I’m on Facebook with old high school friends from 25 years ago. Also some other friends and co-workers picked up over the years.
I find the opportunity to be subversive with compelling news items and debate a great asset. Light hearted debate though. These are my friends of various stripes so no flame wars.
I have no reason to be in contact with anyone I went to high school with 55 years ago.
As far as current friends they will either be seen in person or by VOICE contact by phone.
No text, we have our phones blocked so we can’t receive them!!!!
Agreed....but if the Tea Parties think they're better off going third party than supporting conservative Republican candidates in as many districts as we can field them in, then the Tea Parties can piss off, AFAIAC.
Sen. Brown, congrats, and May I suggest you set a new hash - #fullcourtpres
It's that people who require the centralized control of information who have utterly lost.
I feel the same way, but then I never thought I would use Text Messaging, but now I am. I had to learn to help my son get around at a debate event, and now I use it regularly.
My husband is on Facebook, and keeps up with his family and the friends he's re-connected with from high school. I write letters to my family and friends.
heh heh, now you're talking, n00b!
Huh. You got any particular place in mind? Like THIS ONE?
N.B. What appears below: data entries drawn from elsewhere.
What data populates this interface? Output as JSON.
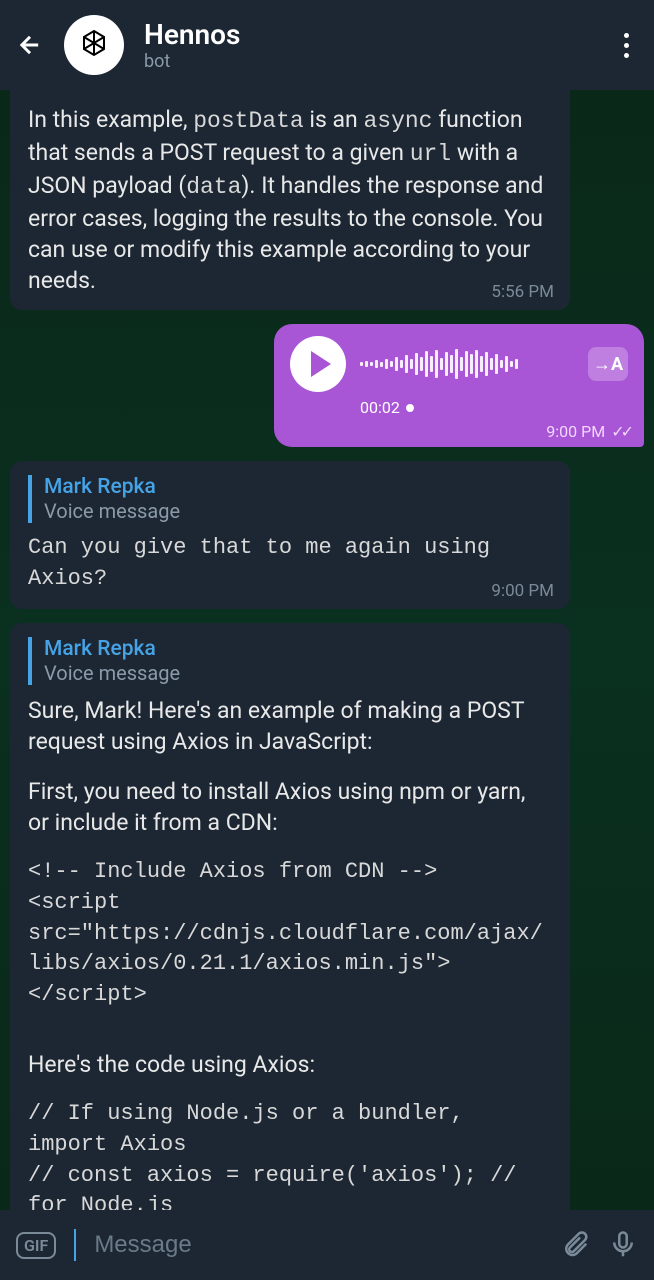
{
  "header": {
    "title": "Hennos",
    "subtitle": "bot"
  },
  "messages": {
    "m1": {
      "pre": "In this example, ",
      "code1": "postData",
      "mid1": " is an ",
      "code2": "async",
      "mid2": " function that sends a POST request to a given ",
      "code3": "url",
      "mid3": " with a JSON payload (",
      "code4": "data",
      "post": "). It handles the response and error cases, logging the results to the console. You can use or modify this example according to your needs.",
      "time": "5:56 PM"
    },
    "voice": {
      "duration": "00:02",
      "time": "9:00 PM",
      "tx_label": "→A"
    },
    "m2": {
      "reply_name": "Mark Repka",
      "reply_sub": "Voice message",
      "text": "Can you give that to me again using Axios?",
      "time": "9:00 PM"
    },
    "m3": {
      "reply_name": "Mark Repka",
      "reply_sub": "Voice message",
      "p1": "Sure, Mark! Here's an example of making a POST request using Axios in JavaScript:",
      "p2": "First, you need to install Axios using npm or yarn, or include it from a CDN:",
      "code1": "<!-- Include Axios from CDN -->\n<script src=\"https://cdnjs.cloudflare.com/ajax/libs/axios/0.21.1/axios.min.js\"></script>",
      "p3": "Here's the code using Axios:",
      "code2": "// If using Node.js or a bundler, import Axios\n// const axios = require('axios'); // for Node.js\n// import axios from 'axios'; // for"
    }
  },
  "input": {
    "placeholder": "Message"
  }
}
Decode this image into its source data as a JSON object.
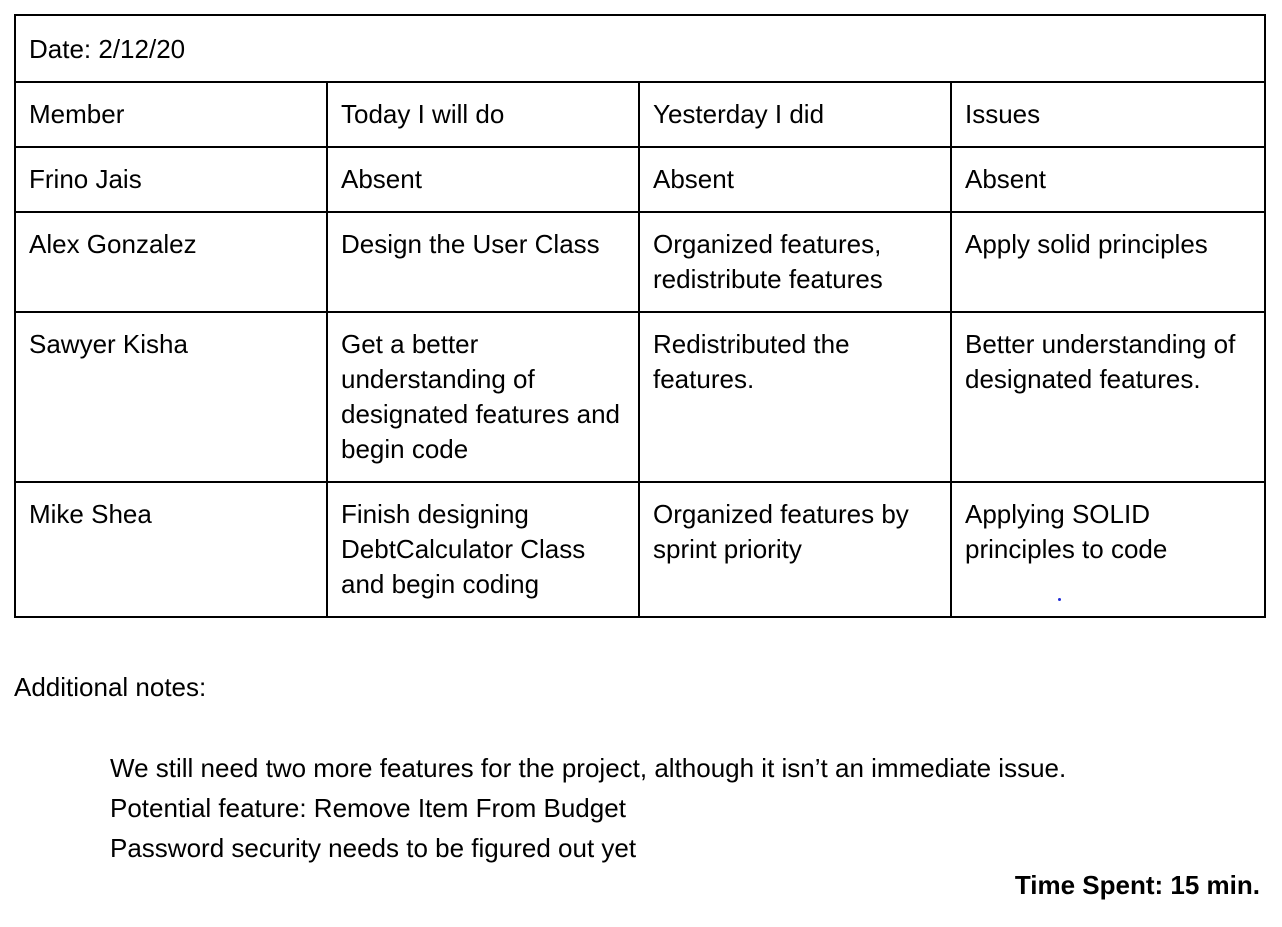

We still do it better and we always did.
I’m actually surprised that more older people don’t use text messaging. Too many concerts and manufacturing plants over the years means that my hearing isn’t the best, especially when there is background noise. Texting also allows a conversation to occur in the “background” without either party losing track.
On the other hand, there’s a definite breakpoint at approximately age 50 vis a vis technology comfort. The reason is pretty simple: video games.
If anyone wants to get ahold of me they had better expect to TALK to me.
If I don’t answer they can leave a VOICE mail!
I don’t know anyone personally that uses text messaging, of course I don’t make a habit of being around people that are baby boomers or younger.
I have no interest in making contact with anyone I went to school with.
Just out of curiosity I went to my 50th high school reunion and haven’t made contact with any of the 260 that showed up since.
Other than that I did happen to meet up with one person from high school in 1958 in Acapulco when I was down there to race the Corvette in the Guadalahara State Fair. He was broke and buming money to get home.